Il Gdpr, ha replicato l'organizzazione senza scopo di lucro Noyb, fondata dallo stesso Schrem, "consente diverse basi per il trattamento dei dati personali: ad esempio, l'accettazione tramite consenso o contratto. I contratti di diritto civile non devono soddisfare i severi requisiti di 'consenso' previsti dal Gdpr.
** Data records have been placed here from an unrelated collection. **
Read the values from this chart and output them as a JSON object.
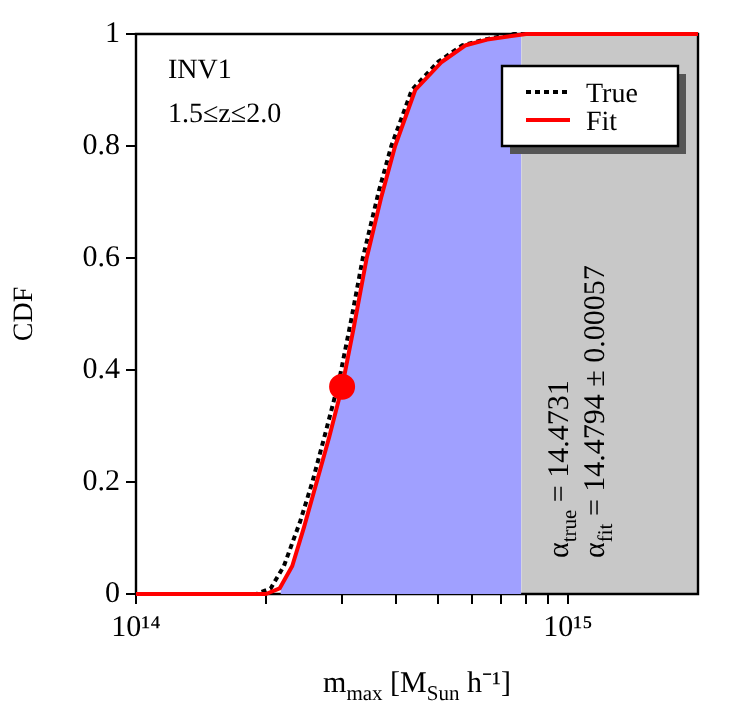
{
  "chart_data": {
    "type": "line",
    "xlabel": "m$_{max}$ [M$_{Sun}$ h⁻¹]",
    "ylabel": "CDF",
    "annotations": [
      "INV1",
      "1.5≤z≤2.0",
      "α$_{true}$ = 14.4731",
      "α$_{fit}$ = 14.4794 ± 0.00057"
    ],
    "log": "x",
    "xlim": [
      100000000000000.0,
      2000000000000000.0
    ],
    "xticks": [
      {
        "value": 100000000000000.0,
        "label": "10¹⁴"
      },
      {
        "value": 200000000000000.0,
        "label": null
      },
      {
        "value": 300000000000000.0,
        "label": null
      },
      {
        "value": 400000000000000.0,
        "label": null
      },
      {
        "value": 500000000000000.0,
        "label": null
      },
      {
        "value": 600000000000000.0,
        "label": null
      },
      {
        "value": 700000000000000.0,
        "label": null
      },
      {
        "value": 800000000000000.0,
        "label": null
      },
      {
        "value": 900000000000000.0,
        "label": null
      },
      {
        "value": 1000000000000000.0,
        "label": "10¹⁵"
      }
    ],
    "ylim": [
      0,
      1
    ],
    "yticks": [
      0,
      0.2,
      0.4,
      0.6,
      0.8,
      1
    ],
    "grid": false,
    "legend": "top right",
    "bands": [
      {
        "axis": "x",
        "from": 780000000000000.0,
        "to": 2000000000000000.0,
        "color": "#c8c8c8"
      }
    ],
    "series": [
      {
        "type": "area",
        "color": "#a0a0ff",
        "marker": "none",
        "x": [
          216000000000000.0,
          230000000000000.0,
          245000000000000.0,
          262000000000000.0,
          280000000000000.0,
          300000000000000.0,
          320000000000000.0,
          342000000000000.0,
          370000000000000.0,
          398000000000000.0,
          443000000000000.0,
          510000000000000.0,
          580000000000000.0,
          650000000000000.0,
          780000000000000.0
        ],
        "values": [
          0.01,
          0.05,
          0.12,
          0.2,
          0.28,
          0.37,
          0.48,
          0.6,
          0.71,
          0.8,
          0.9,
          0.95,
          0.98,
          0.99,
          1.0
        ]
      },
      {
        "name": "True",
        "color": "#000000",
        "line_style": "dotted",
        "marker": "none",
        "x": [
          100000000000000.0,
          190000000000000.0,
          205000000000000.0,
          220000000000000.0,
          240000000000000.0,
          256000000000000.0,
          275000000000000.0,
          295000000000000.0,
          315000000000000.0,
          335000000000000.0,
          365000000000000.0,
          390000000000000.0,
          435000000000000.0,
          500000000000000.0,
          570000000000000.0,
          640000000000000.0,
          750000000000000.0,
          2000000000000000.0
        ],
        "values": [
          0,
          0,
          0.01,
          0.05,
          0.13,
          0.2,
          0.29,
          0.38,
          0.49,
          0.6,
          0.72,
          0.8,
          0.9,
          0.95,
          0.98,
          0.99,
          1,
          1
        ]
      },
      {
        "name": "Fit",
        "color": "#ff0000",
        "line_style": "solid",
        "marker": "none",
        "x": [
          100000000000000.0,
          200000000000000.0,
          215000000000000.0,
          230000000000000.0,
          245000000000000.0,
          262000000000000.0,
          280000000000000.0,
          300000000000000.0,
          320000000000000.0,
          342000000000000.0,
          370000000000000.0,
          398000000000000.0,
          443000000000000.0,
          510000000000000.0,
          580000000000000.0,
          650000000000000.0,
          800000000000000.0,
          2000000000000000.0
        ],
        "values": [
          0,
          0,
          0.01,
          0.05,
          0.12,
          0.2,
          0.28,
          0.37,
          0.48,
          0.6,
          0.71,
          0.8,
          0.9,
          0.95,
          0.98,
          0.99,
          1,
          1
        ]
      },
      {
        "type": "scatter",
        "color": "#ff0000",
        "marker": "circle",
        "x": [
          300000000000000.0
        ],
        "values": [
          0.37
        ]
      }
    ]
  }
}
Inoltre, gli utenti non possono revocare il loro accordo quando cambiano idea". Noyb sostiene dunque che Facebook abbia "semplicemente copiato il precedente consenso di diritto civile la notte del 25 maggio 2018, quando è entrato in vigore il Gdpr" e ora affermi di avere un contratto valido per il trattamento dei dati degli utenti al fine di "aggirare i requisiti più severi sulla protezione dei dati richiesti dai legislatori Ue". L'associazione denuncia che "gli utenti di Facebook ora hanno meno diritti ai sensi del Gdpr rispetto a prima in base alla vecchia legge sulla protezione dei dati perché, secondo la Corte di Vienna, hanno stipulato un contratto per ricevere pubblicità personalizzata".
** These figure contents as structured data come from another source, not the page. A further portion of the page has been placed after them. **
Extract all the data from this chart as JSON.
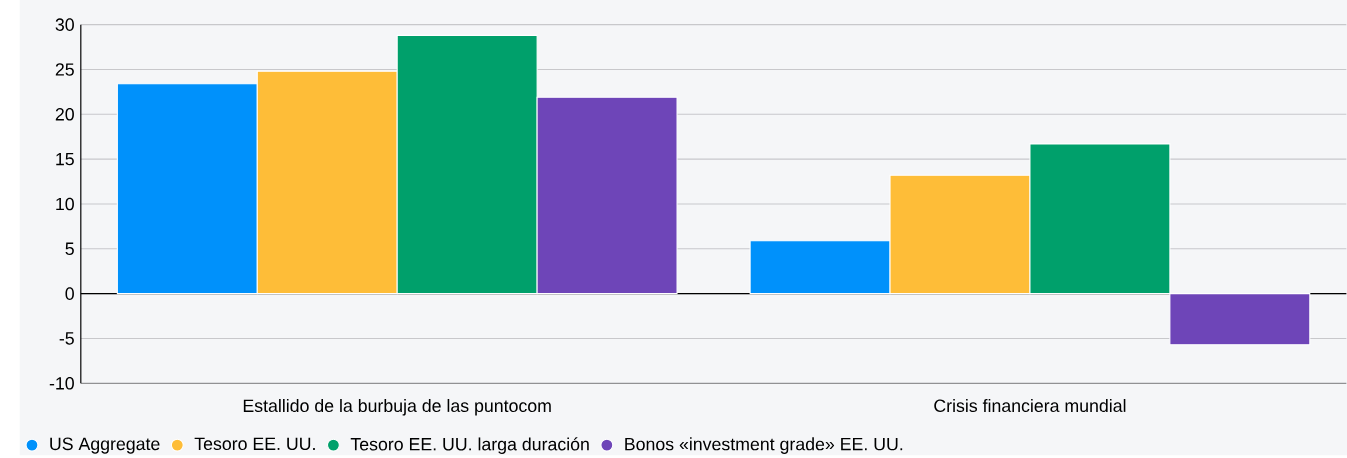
{
  "chart_data": {
    "type": "bar",
    "categories": [
      "Estallido de la burbuja de las puntocom",
      "Crisis financiera mundial"
    ],
    "series": [
      {
        "name": "US Aggregate",
        "color": "#0091fb",
        "values": [
          23.4,
          5.9
        ]
      },
      {
        "name": "Tesoro EE. UU.",
        "color": "#febd38",
        "values": [
          24.8,
          13.2
        ]
      },
      {
        "name": "Tesoro EE. UU. larga duración",
        "color": "#00a06b",
        "values": [
          28.8,
          16.7
        ]
      },
      {
        "name": "Bonos «investment grade» EE. UU.",
        "color": "#6e45b8",
        "values": [
          21.9,
          -5.7
        ]
      }
    ],
    "ylim": [
      -10,
      30
    ],
    "yticks": [
      -10,
      -5,
      0,
      5,
      10,
      15,
      20,
      25,
      30
    ],
    "grid": "y",
    "legend": "bottom left"
  }
}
Facebook dovrà comunque pagare 500 euro a Schrems e dargli pieno accesso ai dati perché secondo la Corte il social non concede agli utenti pieno accesso a tutti i dati rilevanti nei suoi vari "strumenti". I giudici hanno sentenziato che gli utenti hanno il diritto di essere informati su quali altre parti hanno fornito dati a Facebook e se e a chi il social ha fornito dati. Poiché Facebook ha costantemente lasciato l'attivista all'oscuro su questi dettagli, dovrà pagare almeno l'importo simbolico di 500 euro richiesti come 'danni emotivi'. "È chiaro che Facebook di fatto non fornisce le informazioni pertinenti. Sono lieto di vedere che la Corte ha autorizzato anche il risarcimento dei danni per tali casi, in cui le aziende negano costantemente agli utenti il diritto di sapere quali dati una società detiene su di loro", ha detto Schrems.